When the hamburger made the bun
What came first, the hamburger or the bun? And most importantly, are we so sure that the first bun in history was created on the other side of the Atlantic? On occasion of World Hamburger Day, let’s rediscover its origins.

Incredibly soft, doughy, sweet, and sometimes covered in sesame seeds; served warm and able to soak up the meat’s juices. The hamburger bun is all this and perhaps more due to its capacity for triggering distant memories that range from the first 1980s chains to [SI1] modern hamburger joints.
The bun is the “home” of the hamburger, a term used first to indicate the beef patty and then, due to a culinary metonymy, the entire sandwich.
The origin of the bun as we know it is still disputed and is doubly tied to that of the hamburger. In fact, can a beef patty served on another kind of bread be considered a true hamburger?
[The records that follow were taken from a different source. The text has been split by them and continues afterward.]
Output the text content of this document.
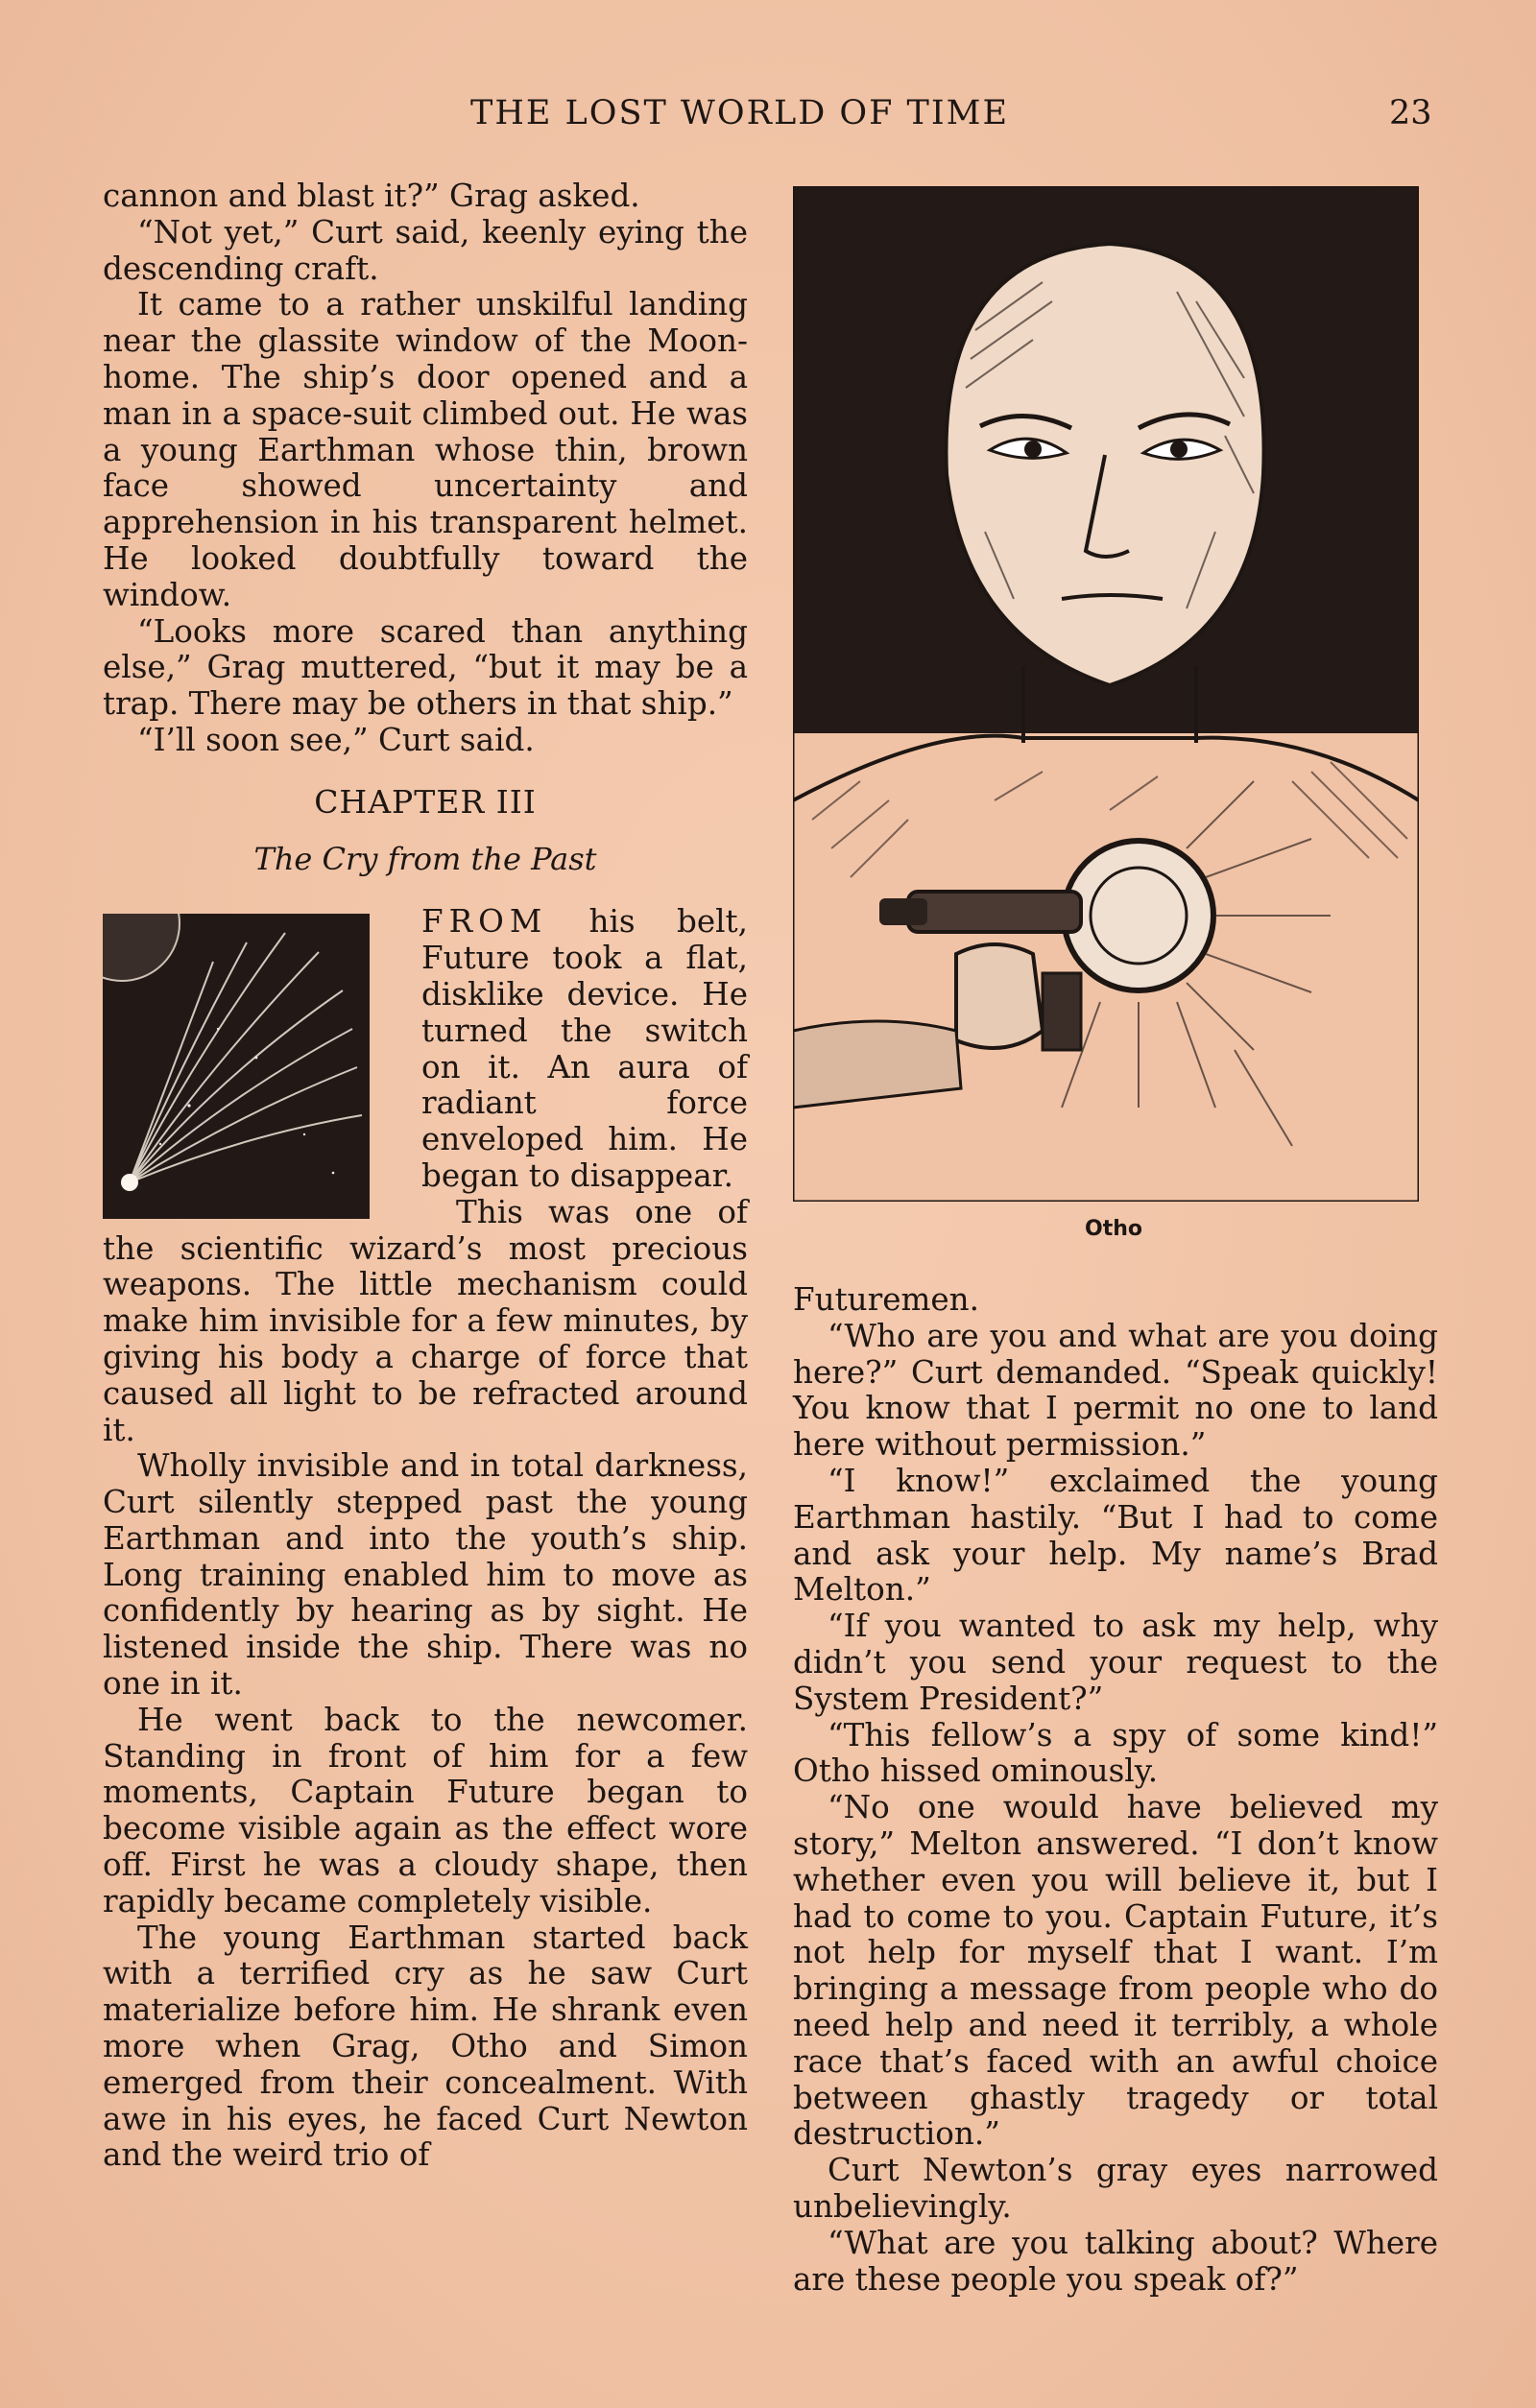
THE LOST WORLD OF TIME	23

cannon and blast it?” Grag asked.

“Not yet,” Curt said, keenly eying the descending craft.

It came to a rather unskilful landing near the glassite window of the Moon-home. The ship’s door opened and a man in a space-suit climbed out. He was a young Earthman whose thin, brown face showed uncertainty and apprehension in his transparent helmet. He looked doubtfully toward the window.

“Looks more scared than anything else,” Grag muttered, “but it may be a trap. There may be others in that ship.”

“I’ll soon see,” Curt said.

CHAPTER III
The Cry from the Past

FROM his belt, Future took a flat, disklike device. He turned the switch on it. An aura of radiant force enveloped him. He began to disappear.

This was one of the scientific wizard’s most precious weapons. The little mechanism could make him invisible for a few minutes, by giving his body a charge of force that caused all light to be refracted around it.

Wholly invisible and in total darkness, Curt silently stepped past the young Earthman and into the youth’s ship. Long training enabled him to move as confidently by hearing as by sight. He listened inside the ship. There was no one in it.

He went back to the newcomer. Standing in front of him for a few moments, Captain Future began to become visible again as the effect wore off. First he was a cloudy shape, then rapidly became completely visible.

The young Earthman started back with a terrified cry as he saw Curt materialize before him. He shrank even more when Grag, Otho and Simon emerged from their concealment. With awe in his eyes, he faced Curt Newton and the weird trio of

Otho

Futuremen.

“Who are you and what are you doing here?” Curt demanded. “Speak quickly! You know that I permit no one to land here without permission.”

“I know!” exclaimed the young Earthman hastily. “But I had to come and ask your help. My name’s Brad Melton.”

“If you wanted to ask my help, why didn’t you send your request to the System President?”

“This fellow’s a spy of some kind!” Otho hissed ominously.

“No one would have believed my story,” Melton answered. “I don’t know whether even you will believe it, but I had to come to you. Captain Future, it’s not help for myself that I want. I’m bringing a message from people who do need help and need it terribly, a whole race that’s faced with an awful choice between ghastly tragedy or total destruction.”

Curt Newton’s gray eyes narrowed unbelievingly.

“What are you talking about? Where are these people you speak of?”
BUN OR NOT BUN: IS IT A REAL HAMBURGER?
A philosophical issue of no little account if you consider that in the US this debate has been going on for years and is nowhere near over. Those who maintain that the invention of the hamburger can be attributed to Texan Fletcher Davis from Athens, must admit that the first hamburger bread was nothing more than two slices of simple toasted bread, similar to our current sandwich bread, between which the famous patty was placed. Davis first served this in his café in 1880, before ultimately presenting it, almost two decades later, at the St. Louis World’s Fair.
Another school of thought says that the hamburger originated in Tulsa, Oklahoma, during the 4th of July celebrations of 1891, thanks to the genius idea of Oscar Weber Bilby who decided to serve it not between two slices of bread, but rather inside a soft, sweet roll prepared by his wife.
It may not have been exactly a bun, but it came very close. Meanwhile, the third option takes us to Wichita, Kansas, at the very start of WWI. This is where, in 1916, Walter Anderson decided to a serve a hamburger on the kind of bun that is now commonly used. Most importantly, however, Anderson is credited with standardizing the pairing of the patty and the bread, something which characterizes the hamburger more than anything else.
A WORLD OF BUN
Did you get all that? Well, the bun actually has (a lot) more to tell us. First of all regarding its origins and variety. The bun is, in fact, a type of bread – usually small, round, and often sweet – that exists all around the world in different forms. You’ll find it in Beijing known as baozi, or in the Welsh countryside on Good Friday in the form of a sweet (hot cross bun), or even in Mexico on November 2nd where it is known as “pan de los muertos” [bread of the dead].
These days it’s hard to find the archetypal bun, though many historians believe that it can be identified in the Roman panis ac perna which could be considered the ancestor of our rosetta with cooked ham: a sandwich so popular that a street in Rome, Panisperna, was named for it.
Yet today this bread is even more famous thanks to a group of scientists who, between the 20th century and now, changed the laws of world physics. In the mid 1980s the rosetta, the Roman version of the Viennese Kaisersemmel, was used to replace the sesame bun (which then returned a few years later) of the Whopper, the large sandwich which helped Burger King make its fortune. Just another cycle in the history of bread.
FROM THE FDA TO CARTOONS
Today the hamburger bun is regulated by the American FDA which indicates its specific requirements in article 21CFR136.110 of the Code of Federal Regulations. This is a proper institutional acknowledgement for the bun which we Europeans initially became familiar with through a cartoon character.
In fact, before Burghy and McDonald’s, the hamburger first arrived in movie theaters, becoming an object of desire thanks to Popeye and especially his friend Wimpy. Any one of us would be lucky to find someone who looks at us the way Wimpy looked at his hamburger.
AN ITALIAN BUN
There is, however, an interesting Italian story connected to the bun, that of quite possibly the first hamburger chain established in our country: M**Bun, inaugurated in Rivoli in 2009.
In the Piedmont dialect, “bun” does not indicate the bread, but can be simply translated with “buono”, or “good”. Meanwhile, in place of the M**, there was once “Mac”, which in the Piedmont dialect means “alone”. This name led to a clash between the Piedmont-based establishment and the most famous hamburger giant in the world, a case which was broadcast across all of the primary Italian media channels and beyond and actually paved the way for many small hamburger joints to open.
In these little restaurants, which have become incredibly popular in recent years, the bun is often interpreted through the logic of local production chains, as is the case for the Turin-based M**Bun, which, for its bread, uses flour from wheat grown in Piedmont according to the dictates of integrated farming. Another story within a story in the history of the most famous sandwich in the world.